A única coisa que nos distingue das nações balcânicas é a religião e o bom senso. Somos todos naçõis christãs, civilizadas, e pollidas. O outros são cristãos, cristãos ortodoxos e muçulmanos e um pouco brutos. O que nos impediu de andar a brincar aos genocídios entre pontes e montanhas.
II
A selecção espanhola é o reflexo de tudo isto. E a filosofia que adoptaram como sistema de jogo também. É uma anomalia. Uma construção formal e falaciosa análoga à construção que ergueu um país. Não tem qualquer matriz social, antropológica. É uma pura lógica formal, matemática, circular. O mecanismo pendular e cartesiano com que jogam é bacteriologicamente puro e reduz-se a aforismos. Como tudo o que é matemático, é universalmente válido. É, em poucas palavras, uma fórmula. Como qualquer hipótese científica, é inicialmente considerada inovadora e genial para depois ser banalizada. O que a selecção espanhola ainda consegue fazer é mascarar a indolência do seu jogo com a eficácia.
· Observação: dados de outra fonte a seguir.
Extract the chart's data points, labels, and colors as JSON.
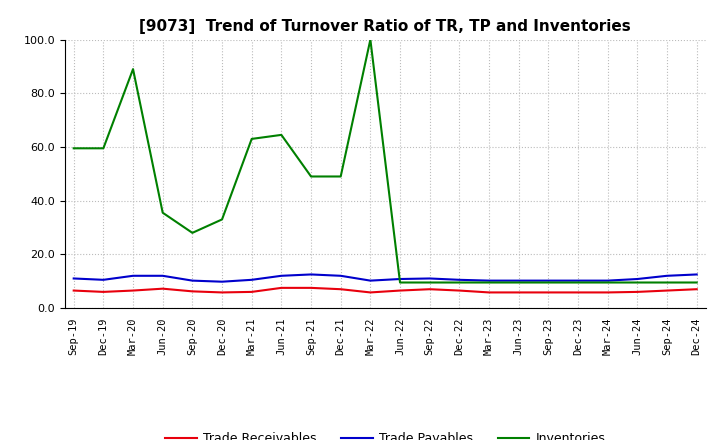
{
  "title": "[9073]  Trend of Turnover Ratio of TR, TP and Inventories",
  "x_labels": [
    "Sep-19",
    "Dec-19",
    "Mar-20",
    "Jun-20",
    "Sep-20",
    "Dec-20",
    "Mar-21",
    "Jun-21",
    "Sep-21",
    "Dec-21",
    "Mar-22",
    "Jun-22",
    "Sep-22",
    "Dec-22",
    "Mar-23",
    "Jun-23",
    "Sep-23",
    "Dec-23",
    "Mar-24",
    "Jun-24",
    "Sep-24",
    "Dec-24"
  ],
  "trade_receivables": [
    6.5,
    6.0,
    6.5,
    7.2,
    6.2,
    5.8,
    6.0,
    7.5,
    7.5,
    7.0,
    5.8,
    6.5,
    7.0,
    6.5,
    5.8,
    5.8,
    5.8,
    5.8,
    5.8,
    6.0,
    6.5,
    7.0
  ],
  "trade_payables": [
    11.0,
    10.5,
    12.0,
    12.0,
    10.2,
    9.8,
    10.5,
    12.0,
    12.5,
    12.0,
    10.2,
    10.8,
    11.0,
    10.5,
    10.2,
    10.2,
    10.2,
    10.2,
    10.2,
    10.8,
    12.0,
    12.5
  ],
  "inventories": [
    59.5,
    59.5,
    89.0,
    35.5,
    28.0,
    33.0,
    63.0,
    64.5,
    49.0,
    49.0,
    100.0,
    9.5,
    9.5,
    9.5,
    9.5,
    9.5,
    9.5,
    9.5,
    9.5,
    9.5,
    9.5,
    9.5
  ],
  "color_tr": "#e8000d",
  "color_tp": "#0000cc",
  "color_inv": "#008000",
  "ylim": [
    0.0,
    100.0
  ],
  "yticks": [
    0.0,
    20.0,
    40.0,
    60.0,
    80.0,
    100.0
  ],
  "background_color": "#ffffff",
  "grid_color": "#bbbbbb"
}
O jogo contra a Irlanda, como já disse, não conta. Conta o jogo com a Croácia e o de ontem contra a França. O primeiro reduz-se a dois penáltis não assinalados a favor da Croácia e um golo da Espanha, com que ganhou, logo depois de um desses lances. O segundo reduz-se a 10 segundos em que Jordi Alba escapa pela esquerda, aproveitando-se de uma escorregadela do lateral francês - que não se lembrou de jogar com a mão para tirar-lhe a bola dos pés enquanto caía - cruza para Xabi Alonso e pronto. O resto é de uma chatice que já ninguém suporta! 700 passes? Penso que já é altura de se parar com os encómios e aleluias a isto.
Agora vou estudar Direitos Reais e depois ver o Inglaterra x Itália.